Matt joining me did wonders. I was able to sleep knowing there was an extra set of eyes and ears through the night. I am not sure if he is able to stay tonight but I do know he does need to go back tomorrow as Heather has to work, as does Randy so he will be with the dogs. Unless we have Dex go to someone’s house and say during a few hours of transition. Stupid dogs! But goodness we do love them.
I will keep you updated as I can. Remember no news, means good news and when things go down hill, I go to panic and start to reach out to others. Me no panic = things going better.
Thank you again! You all have been so amazing to help lift me, Jen, Randy, Jess, Matt, and Heather up. We couldn’t do it without you.
Love ya all!
Tuesday December 20 – day 21
Without going into a long drawn out explanation I’ll give a short summary.
1. Procedure to look in lungs found some infection they are treating as fungal phenomenon. This requires an strong antibotic that is hard on kidneys so watching that closely
2. Water retention is a big concern and they are trying to take it off without effecting her bp
3. If she isn’t able to maintain her breathing, she will be moved to icu with possible need to vent her.
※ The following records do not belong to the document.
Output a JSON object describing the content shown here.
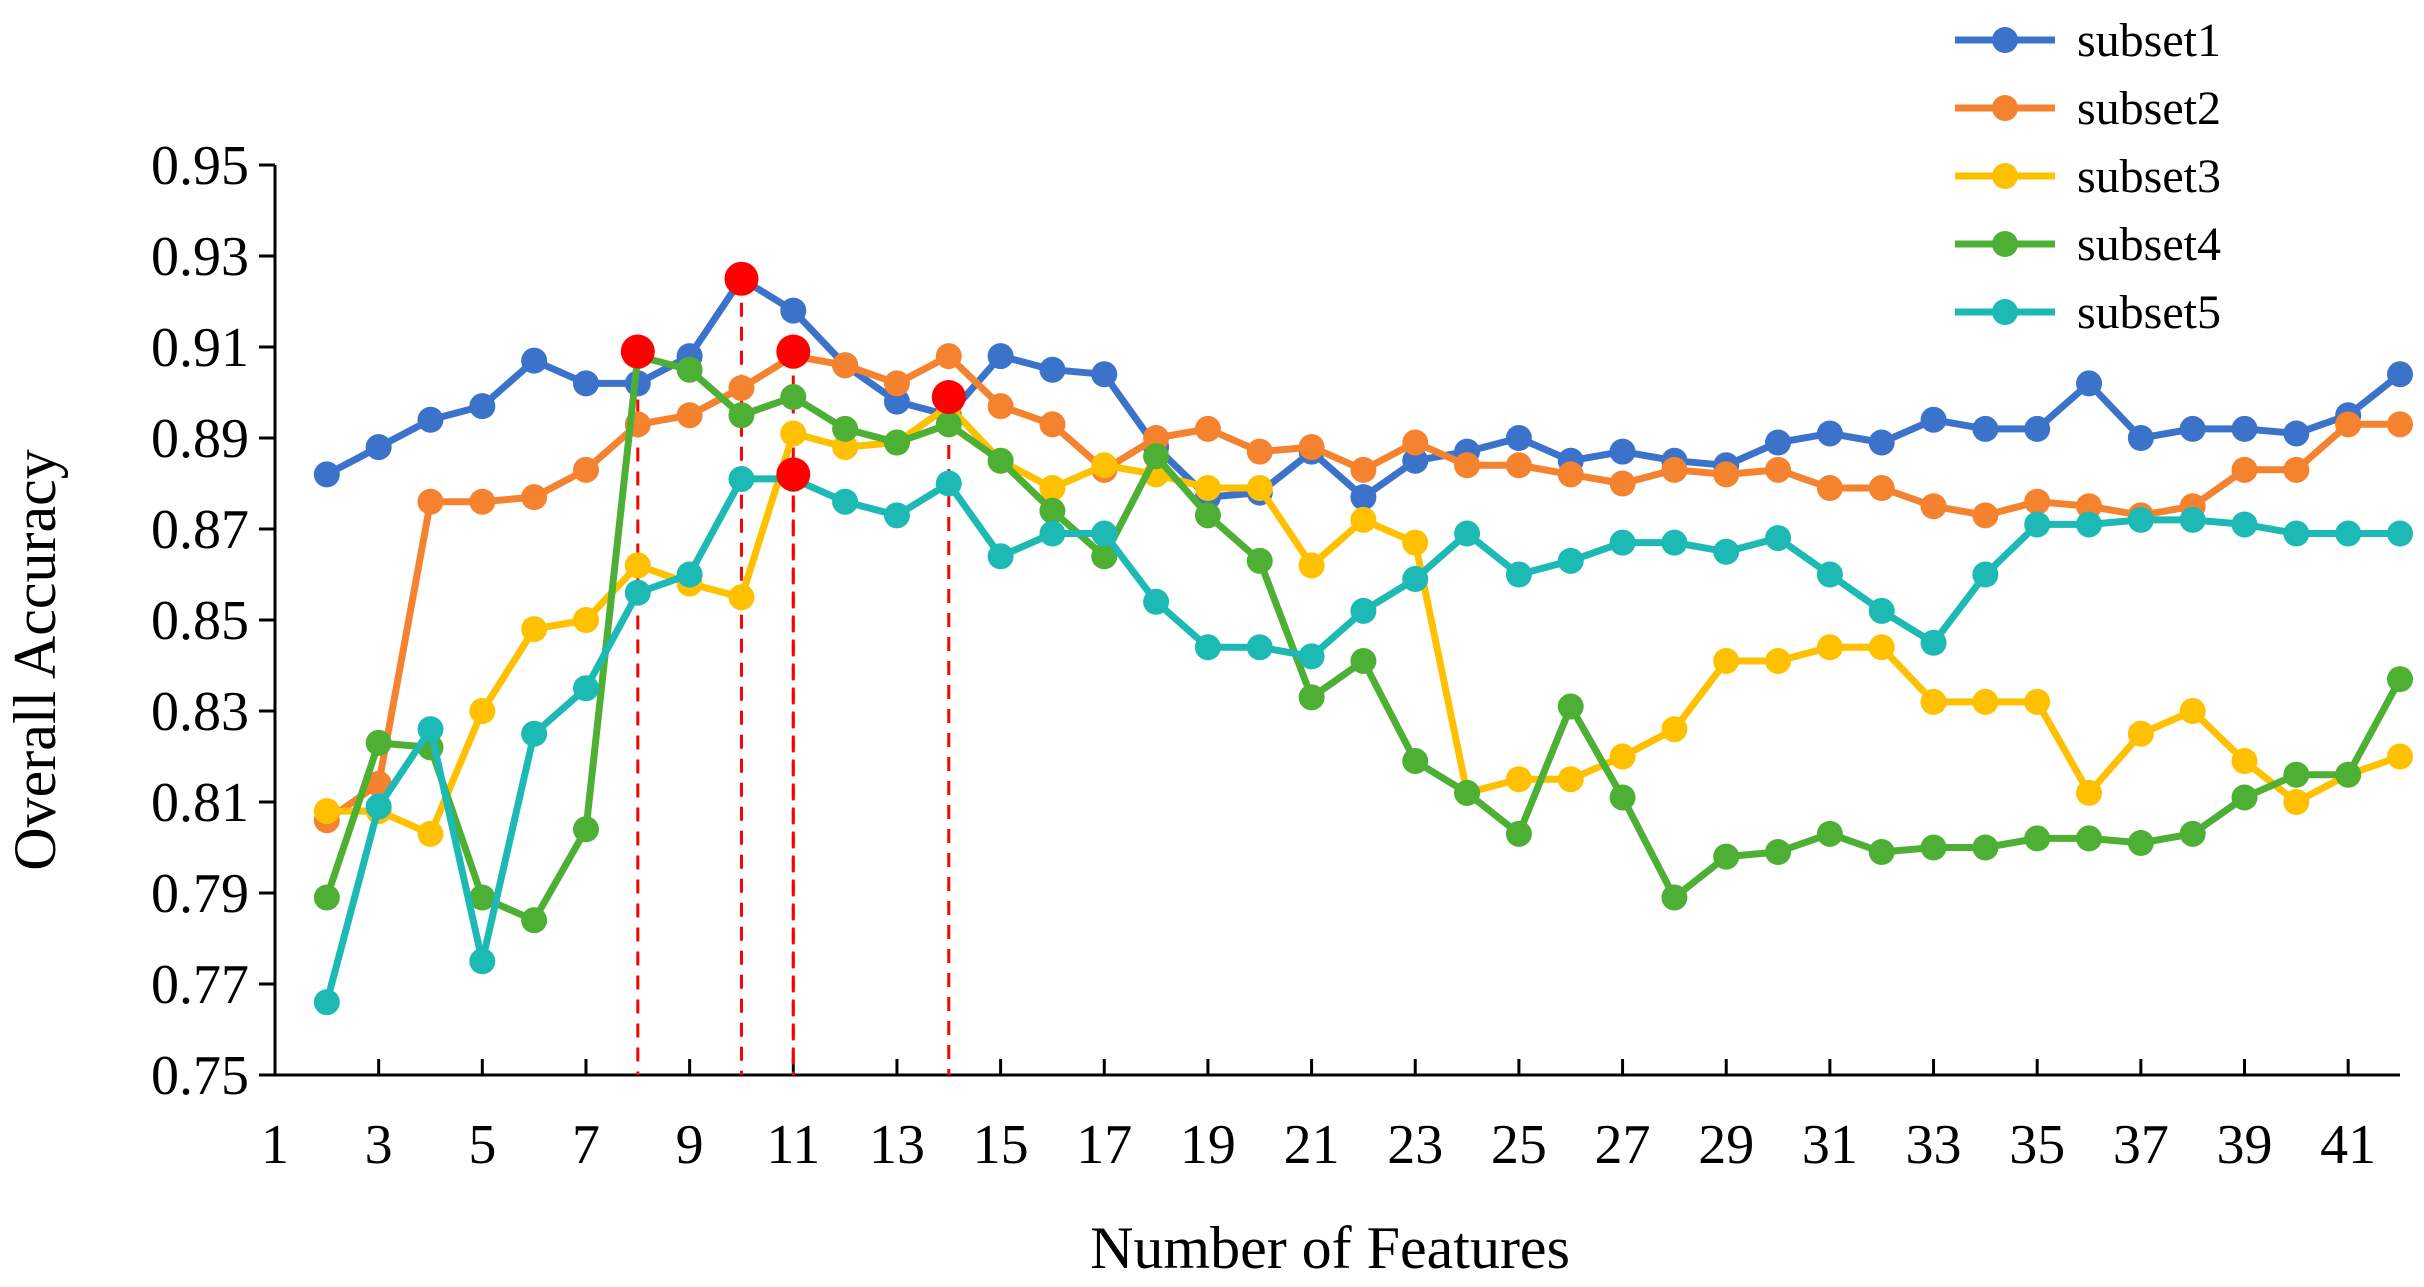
{
  "chart_data": {
    "type": "line",
    "title": "",
    "xlabel": "Number of Features",
    "ylabel": "Overall Accuracy",
    "xlim": [
      1,
      42
    ],
    "ylim": [
      0.75,
      0.95
    ],
    "x_ticks": [
      "1",
      "3",
      "5",
      "7",
      "9",
      "11",
      "13",
      "15",
      "17",
      "19",
      "21",
      "23",
      "25",
      "27",
      "29",
      "31",
      "33",
      "35",
      "37",
      "39",
      "41"
    ],
    "y_ticks": [
      "0.75",
      "0.77",
      "0.79",
      "0.81",
      "0.83",
      "0.85",
      "0.87",
      "0.89",
      "0.91",
      "0.93",
      "0.95"
    ],
    "legend_position": "top-right",
    "x": [
      2,
      3,
      4,
      5,
      6,
      7,
      8,
      9,
      10,
      11,
      12,
      13,
      14,
      15,
      16,
      17,
      18,
      19,
      20,
      21,
      22,
      23,
      24,
      25,
      26,
      27,
      28,
      29,
      30,
      31,
      32,
      33,
      34,
      35,
      36,
      37,
      38,
      39,
      40,
      41,
      42
    ],
    "series": [
      {
        "name": "subset1",
        "color": "#3a73c9",
        "values": [
          0.882,
          0.888,
          0.894,
          0.897,
          0.907,
          0.902,
          0.902,
          0.908,
          0.925,
          0.918,
          0.906,
          0.898,
          0.895,
          0.908,
          0.905,
          0.904,
          0.888,
          0.877,
          0.878,
          0.887,
          0.877,
          0.885,
          0.887,
          0.89,
          0.885,
          0.887,
          0.885,
          0.884,
          0.889,
          0.891,
          0.889,
          0.894,
          0.892,
          0.892,
          0.902,
          0.89,
          0.892,
          0.892,
          0.891,
          0.895,
          0.904
        ]
      },
      {
        "name": "subset2",
        "color": "#f5822f",
        "values": [
          0.806,
          0.814,
          0.876,
          0.876,
          0.877,
          0.883,
          0.893,
          0.895,
          0.901,
          0.908,
          0.906,
          0.902,
          0.908,
          0.897,
          0.893,
          0.883,
          0.89,
          0.892,
          0.887,
          0.888,
          0.883,
          0.889,
          0.884,
          0.884,
          0.882,
          0.88,
          0.883,
          0.882,
          0.883,
          0.879,
          0.879,
          0.875,
          0.873,
          0.876,
          0.875,
          0.873,
          0.875,
          0.883,
          0.883,
          0.893,
          0.893
        ]
      },
      {
        "name": "subset3",
        "color": "#ffc000",
        "values": [
          0.808,
          0.808,
          0.803,
          0.83,
          0.848,
          0.85,
          0.862,
          0.858,
          0.855,
          0.891,
          0.888,
          0.889,
          0.897,
          0.885,
          0.879,
          0.884,
          0.882,
          0.879,
          0.879,
          0.862,
          0.872,
          0.867,
          0.812,
          0.815,
          0.815,
          0.82,
          0.826,
          0.841,
          0.841,
          0.844,
          0.844,
          0.832,
          0.832,
          0.832,
          0.812,
          0.825,
          0.83,
          0.819,
          0.81,
          0.816,
          0.82
        ]
      },
      {
        "name": "subset4",
        "color": "#4db035",
        "values": [
          0.789,
          0.823,
          0.822,
          0.789,
          0.784,
          0.804,
          0.908,
          0.905,
          0.895,
          0.899,
          0.892,
          0.889,
          0.893,
          0.885,
          0.874,
          0.864,
          0.886,
          0.873,
          0.863,
          0.833,
          0.841,
          0.819,
          0.812,
          0.803,
          0.831,
          0.811,
          0.789,
          0.798,
          0.799,
          0.803,
          0.799,
          0.8,
          0.8,
          0.802,
          0.802,
          0.801,
          0.803,
          0.811,
          0.816,
          0.816,
          0.837
        ]
      },
      {
        "name": "subset5",
        "color": "#1cb9b5",
        "values": [
          0.766,
          0.809,
          0.826,
          0.775,
          0.825,
          0.835,
          0.856,
          0.86,
          0.881,
          0.881,
          0.876,
          0.873,
          0.88,
          0.864,
          0.869,
          0.869,
          0.854,
          0.844,
          0.844,
          0.842,
          0.852,
          0.859,
          0.869,
          0.86,
          0.863,
          0.867,
          0.867,
          0.865,
          0.868,
          0.86,
          0.852,
          0.845,
          0.86,
          0.871,
          0.871,
          0.872,
          0.872,
          0.871,
          0.869,
          0.869,
          0.869
        ]
      }
    ],
    "annotations": [
      {
        "x": 8,
        "y": 0.909,
        "series": "subset4"
      },
      {
        "x": 10,
        "y": 0.925,
        "series": "subset1"
      },
      {
        "x": 11,
        "y": 0.909,
        "series": "subset2"
      },
      {
        "x": 11,
        "y": 0.882,
        "series": "subset5"
      },
      {
        "x": 14,
        "y": 0.899,
        "series": "subset3"
      }
    ],
    "annotation_color": "#ff0000"
  }
}
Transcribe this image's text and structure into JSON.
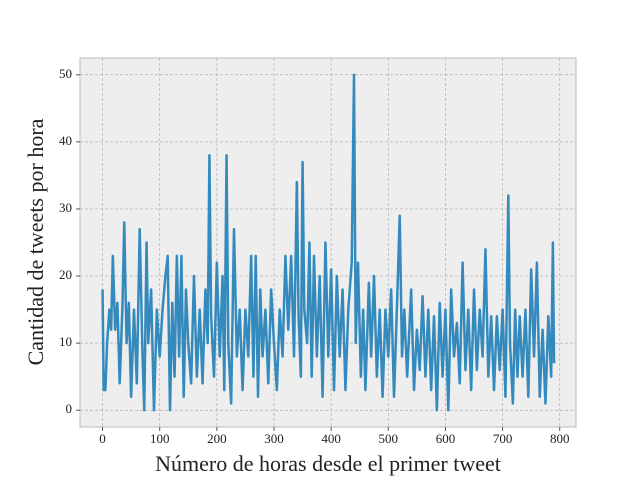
{
  "chart_data": {
    "type": "line",
    "xlabel": "Número de horas desde el primer tweet",
    "ylabel": "Cantidad de tweets por hora",
    "color": "#348abd",
    "x": [
      0,
      2,
      5,
      8,
      12,
      15,
      18,
      22,
      26,
      30,
      35,
      38,
      42,
      46,
      50,
      55,
      60,
      65,
      70,
      73,
      77,
      80,
      85,
      90,
      95,
      100,
      105,
      110,
      114,
      118,
      122,
      126,
      130,
      134,
      138,
      142,
      146,
      150,
      155,
      160,
      165,
      170,
      175,
      180,
      184,
      187,
      190,
      195,
      200,
      205,
      210,
      213,
      217,
      220,
      225,
      230,
      235,
      240,
      245,
      250,
      255,
      260,
      264,
      268,
      272,
      276,
      280,
      285,
      290,
      295,
      300,
      305,
      310,
      315,
      320,
      325,
      330,
      335,
      340,
      343,
      347,
      350,
      353,
      358,
      362,
      366,
      370,
      375,
      380,
      385,
      390,
      395,
      400,
      405,
      410,
      415,
      420,
      425,
      430,
      436,
      440,
      443,
      447,
      452,
      456,
      460,
      466,
      470,
      475,
      480,
      485,
      490,
      495,
      500,
      505,
      510,
      515,
      520,
      524,
      528,
      533,
      540,
      545,
      550,
      555,
      560,
      565,
      570,
      575,
      580,
      585,
      590,
      595,
      600,
      605,
      610,
      615,
      620,
      625,
      630,
      635,
      640,
      645,
      650,
      655,
      660,
      665,
      670,
      675,
      680,
      685,
      690,
      695,
      700,
      705,
      710,
      713,
      718,
      722,
      726,
      730,
      735,
      740,
      745,
      750,
      755,
      760,
      765,
      770,
      775,
      780,
      785,
      788,
      790
    ],
    "values": [
      18,
      3,
      3,
      10,
      15,
      12,
      23,
      12,
      16,
      4,
      16,
      28,
      10,
      16,
      2,
      15,
      4,
      27,
      8,
      0,
      25,
      10,
      18,
      0,
      15,
      8,
      15,
      20,
      23,
      0,
      16,
      5,
      23,
      8,
      23,
      2,
      18,
      10,
      4,
      20,
      5,
      15,
      4,
      18,
      10,
      38,
      14,
      5,
      22,
      8,
      20,
      3,
      38,
      10,
      1,
      27,
      8,
      15,
      3,
      15,
      8,
      23,
      5,
      23,
      2,
      18,
      8,
      15,
      4,
      18,
      10,
      3,
      15,
      8,
      23,
      12,
      23,
      8,
      34,
      14,
      5,
      37,
      15,
      10,
      25,
      5,
      23,
      8,
      20,
      2,
      25,
      8,
      21,
      3,
      20,
      8,
      18,
      3,
      15,
      22,
      50,
      10,
      22,
      5,
      15,
      3,
      19,
      8,
      20,
      5,
      15,
      2,
      15,
      8,
      18,
      2,
      15,
      29,
      8,
      15,
      5,
      18,
      3,
      12,
      6,
      17,
      5,
      15,
      3,
      14,
      0,
      16,
      5,
      15,
      0,
      18,
      8,
      13,
      4,
      22,
      6,
      15,
      3,
      18,
      6,
      15,
      8,
      24,
      5,
      14,
      3,
      14,
      6,
      15,
      2,
      32,
      10,
      1,
      15,
      5,
      14,
      5,
      15,
      2,
      21,
      8,
      22,
      2,
      12,
      1,
      14,
      5,
      25,
      7
    ],
    "xlim": [
      -39.45,
      828.45
    ],
    "ylim": [
      -2.5,
      52.5
    ],
    "xticks": [
      0,
      100,
      200,
      300,
      400,
      500,
      600,
      700,
      800
    ],
    "yticks": [
      0,
      10,
      20,
      30,
      40,
      50
    ],
    "grid": true
  }
}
If ever I needed prayers threw this hell, I need them now. ..I can’t tell you how scary this is. She has been irritated but still ok. Me, I’m all over the place.
Monday December 19 – Day 20
Jen decided to give the cpap another try. She hasn’t liked wearing it and it has taken her awhile to trust it. Tonight she asked to try it again. She is so brave.
We compare the face mask to astronaut training. She doesn’t like the comparison. But as I explained, astronauts must train for the journeys that lie ahead.
If you have watched Big Bang Theory before, Howard Wallowits on the show was training to go to space. He was pretty whimpy. Jenn is no Wallowits!